So Where’s My Titan Quest Console Review?
The Question That At Least 8 Of You Are Asking!
I’m that guy that won’t shut up about Titan Quest, the 12 year old action RPG first created by Iron Lore and THQ, and now developed by THQNordic, Black Forest Games, and Pieces Interactive. Oh and there’s a mobile version made by DotEmu, too.
How many other old games have that many development teams looking after them?
It launched on Xbox One and PS4 earlier this year, and just recently on the Switch. At one time, I called it one of the essential games you must play.
So why haven’t I written a review of the console versions?
Firstly, I sort of bought all three versions. I wanted to see how the game ran across the different platforms, and even though the Switch version launched for $40 at a time when the others are all less than $20…I still bought that one too.
But I haven’t managed to actually finish the game on any of those machines yet, and with rare exception, I like to finish games before I write something I call a review.
Secondly, the game has received a number of patches in the last few months, and they’ve done great things for its performance, general bugginess, and gameplay. They’ve added further refinements to the user interface and fixed a number of issues present in the initial release. And the Switch version launched with most of these fixes intact.
Thirdly…the changes made to the console versions are a little bit baffling?
Black Forest Games started with the excellent PC Anniversary Edition made by Pieces Interactive. They added a full gamepad interface, which is generally great, and overhauled the visuals, which at times look great and at others look…odd.
There’s also a number of new bugs that aren’t present in the PC release. Aside from random crashing, items that don’t always reach the ground and are thus hard to pick up, and physics that seem to animate at a slightly higher framerate than the original release…and there’s some sound issues too.
When you’re teleporting between areas, the sound will sometimes start to skip and pop. And when you leave a merchant, it plays two of their goodbye audio messages every single time. Each merchant has a handful of things they can say when you leave, selected at random. But the console versions always play two of these files over the top of each other. It’s really weird.
Oh, and a few months ago, they merged in the content from Pieces Interactive’s 2017 Ragnarok expansion…but you can’t actually buy that content on consoles yet. So you’ll see menu prompts, items, and skill trees from that expansion that aren’t accessible. There’s text in the game that says “this requires the Ragnarok expansion!” but there’s no timeframe for when that will be available on consoles.
That’s a bit sloppy, isn’t it?
I don’t think that any of the bugs are dealbreakers, and I think the new graphics generally look good…but I thought I’d give the game a little more time to see if this stuff gets smoothed out before I finally weighed in. The team is at Gamescom right now, and they’ve been very responsive online. I think they have one more patch planned for release soon, so hopefully it fixes some of these last issues.

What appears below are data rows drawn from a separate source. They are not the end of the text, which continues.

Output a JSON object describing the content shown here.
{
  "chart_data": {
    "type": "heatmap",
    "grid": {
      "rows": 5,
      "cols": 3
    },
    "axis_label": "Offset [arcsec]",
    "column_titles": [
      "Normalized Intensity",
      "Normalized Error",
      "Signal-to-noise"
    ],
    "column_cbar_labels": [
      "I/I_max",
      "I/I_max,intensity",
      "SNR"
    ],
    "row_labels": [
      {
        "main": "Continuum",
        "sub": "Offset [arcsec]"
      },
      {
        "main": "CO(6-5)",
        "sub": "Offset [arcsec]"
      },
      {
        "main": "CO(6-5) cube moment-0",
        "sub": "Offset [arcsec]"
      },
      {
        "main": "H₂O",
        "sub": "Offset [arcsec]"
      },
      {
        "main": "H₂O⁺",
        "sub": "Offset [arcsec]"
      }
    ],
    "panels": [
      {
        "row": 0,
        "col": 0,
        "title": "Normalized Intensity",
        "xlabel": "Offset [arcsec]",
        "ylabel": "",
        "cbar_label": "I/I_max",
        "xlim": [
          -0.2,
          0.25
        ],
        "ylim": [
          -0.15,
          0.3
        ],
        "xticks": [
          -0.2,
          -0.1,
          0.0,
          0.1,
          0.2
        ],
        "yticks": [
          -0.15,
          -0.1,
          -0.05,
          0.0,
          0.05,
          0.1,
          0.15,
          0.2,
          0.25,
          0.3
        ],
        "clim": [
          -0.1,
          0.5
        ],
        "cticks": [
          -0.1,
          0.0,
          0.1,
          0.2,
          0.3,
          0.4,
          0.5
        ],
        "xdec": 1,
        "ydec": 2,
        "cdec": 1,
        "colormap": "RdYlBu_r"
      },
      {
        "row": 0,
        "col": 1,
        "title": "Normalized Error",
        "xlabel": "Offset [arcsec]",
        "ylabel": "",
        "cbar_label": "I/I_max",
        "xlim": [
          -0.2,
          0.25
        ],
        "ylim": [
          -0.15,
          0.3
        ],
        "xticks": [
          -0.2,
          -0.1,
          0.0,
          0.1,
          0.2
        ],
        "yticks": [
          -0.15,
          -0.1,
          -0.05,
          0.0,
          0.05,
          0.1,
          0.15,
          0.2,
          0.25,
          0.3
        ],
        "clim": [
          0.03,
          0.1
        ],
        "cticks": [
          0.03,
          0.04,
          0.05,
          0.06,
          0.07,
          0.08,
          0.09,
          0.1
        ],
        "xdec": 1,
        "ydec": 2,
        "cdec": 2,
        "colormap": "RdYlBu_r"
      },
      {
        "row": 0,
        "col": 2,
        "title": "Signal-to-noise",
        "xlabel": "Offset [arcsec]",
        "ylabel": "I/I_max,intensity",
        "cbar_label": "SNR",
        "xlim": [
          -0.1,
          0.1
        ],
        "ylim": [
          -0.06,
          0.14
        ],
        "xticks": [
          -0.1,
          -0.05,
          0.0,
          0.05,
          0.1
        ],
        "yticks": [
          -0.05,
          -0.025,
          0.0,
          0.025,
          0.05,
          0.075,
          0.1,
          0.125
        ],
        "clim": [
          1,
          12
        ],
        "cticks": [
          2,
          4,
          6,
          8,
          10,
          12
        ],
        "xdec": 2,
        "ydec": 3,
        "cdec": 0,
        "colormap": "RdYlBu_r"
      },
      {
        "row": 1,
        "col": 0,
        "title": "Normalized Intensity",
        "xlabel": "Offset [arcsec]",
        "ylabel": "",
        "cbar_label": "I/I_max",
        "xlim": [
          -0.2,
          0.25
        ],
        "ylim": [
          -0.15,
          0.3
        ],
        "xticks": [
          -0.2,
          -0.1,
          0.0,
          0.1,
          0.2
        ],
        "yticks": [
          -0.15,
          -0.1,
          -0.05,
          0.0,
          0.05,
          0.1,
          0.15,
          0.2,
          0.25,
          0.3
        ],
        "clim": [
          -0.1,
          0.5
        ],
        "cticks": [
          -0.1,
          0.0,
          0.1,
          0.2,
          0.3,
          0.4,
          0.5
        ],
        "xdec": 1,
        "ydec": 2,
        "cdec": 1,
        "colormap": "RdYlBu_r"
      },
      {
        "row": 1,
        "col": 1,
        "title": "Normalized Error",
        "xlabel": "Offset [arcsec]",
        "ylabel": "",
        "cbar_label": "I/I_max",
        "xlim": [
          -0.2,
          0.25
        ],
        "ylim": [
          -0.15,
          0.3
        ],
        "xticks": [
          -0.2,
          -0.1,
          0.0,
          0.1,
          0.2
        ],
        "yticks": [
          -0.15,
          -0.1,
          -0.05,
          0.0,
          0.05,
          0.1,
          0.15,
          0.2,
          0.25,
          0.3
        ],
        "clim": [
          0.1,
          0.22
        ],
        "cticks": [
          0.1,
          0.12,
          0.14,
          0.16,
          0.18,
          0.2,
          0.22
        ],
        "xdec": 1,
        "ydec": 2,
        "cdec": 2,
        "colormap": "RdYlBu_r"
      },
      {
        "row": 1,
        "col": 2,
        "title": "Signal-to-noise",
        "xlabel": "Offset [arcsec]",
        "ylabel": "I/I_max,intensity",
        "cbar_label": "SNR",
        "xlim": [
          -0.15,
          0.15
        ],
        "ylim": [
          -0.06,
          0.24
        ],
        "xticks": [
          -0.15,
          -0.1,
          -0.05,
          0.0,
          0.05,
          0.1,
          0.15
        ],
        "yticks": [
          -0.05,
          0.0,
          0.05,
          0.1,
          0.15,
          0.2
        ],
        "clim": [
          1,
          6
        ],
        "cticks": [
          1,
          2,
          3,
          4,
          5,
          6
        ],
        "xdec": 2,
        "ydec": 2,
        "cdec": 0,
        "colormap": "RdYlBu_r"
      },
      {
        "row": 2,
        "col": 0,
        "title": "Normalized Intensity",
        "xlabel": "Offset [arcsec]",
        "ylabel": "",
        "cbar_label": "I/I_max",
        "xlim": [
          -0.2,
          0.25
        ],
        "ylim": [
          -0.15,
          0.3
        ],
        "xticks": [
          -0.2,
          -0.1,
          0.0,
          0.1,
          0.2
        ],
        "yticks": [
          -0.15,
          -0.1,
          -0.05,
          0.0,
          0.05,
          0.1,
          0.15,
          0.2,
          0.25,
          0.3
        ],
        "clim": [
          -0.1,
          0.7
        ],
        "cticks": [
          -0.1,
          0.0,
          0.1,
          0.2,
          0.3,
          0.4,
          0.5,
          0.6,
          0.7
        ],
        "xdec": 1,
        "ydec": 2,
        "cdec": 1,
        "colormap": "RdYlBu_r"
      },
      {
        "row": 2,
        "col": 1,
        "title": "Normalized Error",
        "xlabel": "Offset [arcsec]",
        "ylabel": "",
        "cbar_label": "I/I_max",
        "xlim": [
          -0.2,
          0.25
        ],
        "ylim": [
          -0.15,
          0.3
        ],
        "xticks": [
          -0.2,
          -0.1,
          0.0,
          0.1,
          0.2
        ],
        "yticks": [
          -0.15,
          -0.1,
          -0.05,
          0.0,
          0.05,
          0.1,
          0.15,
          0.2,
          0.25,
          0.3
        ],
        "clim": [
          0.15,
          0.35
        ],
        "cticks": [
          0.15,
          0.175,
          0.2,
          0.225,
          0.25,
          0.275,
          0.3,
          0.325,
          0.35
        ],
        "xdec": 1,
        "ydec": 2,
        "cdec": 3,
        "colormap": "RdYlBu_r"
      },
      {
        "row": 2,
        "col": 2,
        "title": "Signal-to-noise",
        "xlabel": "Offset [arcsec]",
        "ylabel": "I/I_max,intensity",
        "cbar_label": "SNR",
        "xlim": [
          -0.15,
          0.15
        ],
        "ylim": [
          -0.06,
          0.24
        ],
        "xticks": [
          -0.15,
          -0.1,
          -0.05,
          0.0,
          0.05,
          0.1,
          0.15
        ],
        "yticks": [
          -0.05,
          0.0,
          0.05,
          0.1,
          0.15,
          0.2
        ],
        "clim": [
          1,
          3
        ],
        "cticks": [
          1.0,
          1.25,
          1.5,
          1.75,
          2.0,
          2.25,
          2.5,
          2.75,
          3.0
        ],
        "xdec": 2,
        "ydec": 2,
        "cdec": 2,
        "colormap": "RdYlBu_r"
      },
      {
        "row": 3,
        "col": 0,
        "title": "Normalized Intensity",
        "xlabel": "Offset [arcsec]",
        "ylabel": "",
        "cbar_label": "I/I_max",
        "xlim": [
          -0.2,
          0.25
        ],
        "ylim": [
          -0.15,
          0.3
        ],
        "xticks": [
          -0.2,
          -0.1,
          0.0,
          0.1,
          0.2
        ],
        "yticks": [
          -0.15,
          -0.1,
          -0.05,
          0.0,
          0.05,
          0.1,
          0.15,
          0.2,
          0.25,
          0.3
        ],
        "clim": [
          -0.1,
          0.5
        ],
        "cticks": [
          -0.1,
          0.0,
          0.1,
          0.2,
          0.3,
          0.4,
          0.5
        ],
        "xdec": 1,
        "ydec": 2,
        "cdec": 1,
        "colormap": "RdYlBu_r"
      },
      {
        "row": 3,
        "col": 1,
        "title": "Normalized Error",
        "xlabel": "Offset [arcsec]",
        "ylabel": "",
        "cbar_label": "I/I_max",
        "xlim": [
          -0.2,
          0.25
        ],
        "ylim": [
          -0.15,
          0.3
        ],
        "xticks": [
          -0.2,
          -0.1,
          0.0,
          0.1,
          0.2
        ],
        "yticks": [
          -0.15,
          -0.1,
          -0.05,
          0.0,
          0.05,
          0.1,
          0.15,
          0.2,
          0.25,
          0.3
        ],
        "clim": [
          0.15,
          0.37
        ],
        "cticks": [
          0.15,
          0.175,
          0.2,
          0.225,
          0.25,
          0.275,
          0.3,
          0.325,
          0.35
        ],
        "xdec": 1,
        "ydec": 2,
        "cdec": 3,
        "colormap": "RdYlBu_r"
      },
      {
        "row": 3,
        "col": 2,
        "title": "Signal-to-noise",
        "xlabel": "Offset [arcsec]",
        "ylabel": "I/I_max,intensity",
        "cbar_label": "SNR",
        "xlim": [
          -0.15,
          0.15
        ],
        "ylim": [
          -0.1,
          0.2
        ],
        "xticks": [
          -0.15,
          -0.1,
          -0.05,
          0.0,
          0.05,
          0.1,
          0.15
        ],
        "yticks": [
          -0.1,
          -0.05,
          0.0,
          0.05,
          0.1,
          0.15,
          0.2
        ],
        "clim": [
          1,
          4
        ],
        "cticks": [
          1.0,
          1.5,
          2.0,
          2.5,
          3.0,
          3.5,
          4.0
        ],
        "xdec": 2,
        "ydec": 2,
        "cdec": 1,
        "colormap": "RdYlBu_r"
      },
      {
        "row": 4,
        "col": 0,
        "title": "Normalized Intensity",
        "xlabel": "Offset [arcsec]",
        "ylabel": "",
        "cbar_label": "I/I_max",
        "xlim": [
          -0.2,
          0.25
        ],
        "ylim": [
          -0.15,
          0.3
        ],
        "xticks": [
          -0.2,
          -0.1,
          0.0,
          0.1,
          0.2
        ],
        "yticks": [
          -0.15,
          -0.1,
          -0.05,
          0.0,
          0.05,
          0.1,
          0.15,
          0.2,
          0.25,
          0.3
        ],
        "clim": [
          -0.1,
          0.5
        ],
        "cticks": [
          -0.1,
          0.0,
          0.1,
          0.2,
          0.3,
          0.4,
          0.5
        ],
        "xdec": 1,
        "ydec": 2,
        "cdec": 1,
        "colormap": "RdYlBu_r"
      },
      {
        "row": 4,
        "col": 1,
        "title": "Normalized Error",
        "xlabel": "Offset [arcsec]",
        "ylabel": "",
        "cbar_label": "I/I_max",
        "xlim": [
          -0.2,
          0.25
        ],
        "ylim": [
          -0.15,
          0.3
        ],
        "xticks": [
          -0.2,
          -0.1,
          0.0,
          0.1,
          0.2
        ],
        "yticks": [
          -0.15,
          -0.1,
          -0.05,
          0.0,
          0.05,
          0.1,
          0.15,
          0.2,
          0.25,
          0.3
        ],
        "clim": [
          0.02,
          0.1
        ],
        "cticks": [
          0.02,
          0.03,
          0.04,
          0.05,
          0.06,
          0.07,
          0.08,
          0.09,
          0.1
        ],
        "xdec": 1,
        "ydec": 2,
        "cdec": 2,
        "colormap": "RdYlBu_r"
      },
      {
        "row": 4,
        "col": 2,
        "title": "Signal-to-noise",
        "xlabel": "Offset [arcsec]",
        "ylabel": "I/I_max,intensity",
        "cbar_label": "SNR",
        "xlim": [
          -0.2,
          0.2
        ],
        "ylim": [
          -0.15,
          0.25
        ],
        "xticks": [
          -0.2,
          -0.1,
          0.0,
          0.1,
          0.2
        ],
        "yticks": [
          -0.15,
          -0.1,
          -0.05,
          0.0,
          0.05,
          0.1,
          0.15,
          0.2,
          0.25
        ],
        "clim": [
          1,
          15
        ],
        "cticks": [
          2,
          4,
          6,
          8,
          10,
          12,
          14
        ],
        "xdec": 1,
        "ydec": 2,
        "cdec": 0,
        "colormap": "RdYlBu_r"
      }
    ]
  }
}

Titan Quest is still a great game, and I’ll finally finish one of these new releases this week and weigh in on it. But I can’t help but ponder some of the weirdness going on here.
Did Black Forest Games have to make significant changes to the game to get it running on consoles, and in so doing cause these new issues? How did they get splitscreen working well when the game’s original team (now working on Grim Dawn, using the same base engine) has gone on the record saying that would be a herculean task in that engine? Why does the Xbox One X version allow users to turn off 4K rendering and enforce a 30FPS cap when the game seems to hold pretty well at 4K/60FPS in its default settings?
My gut instinct that could be entirely wrong is that Black Forest had to bring a significant coding effort to the game in a very limited timeframe, rather than just going for the straight port that the mobile version had. It almost feels like they’re running it on a whole new codebase/engine that uses their in-house technology, and although in the long-run I think it’ll be great…right now it still feels about 95 percent done.
I’m happy that Titan Quest is getting all this love in 2018, and happy that Grim Dawn is getting so much attention and continued development. If you’d told me 5 years ago that the Iron Lore engine/games were coming back in a big way, I’d have laughed and walked away from you.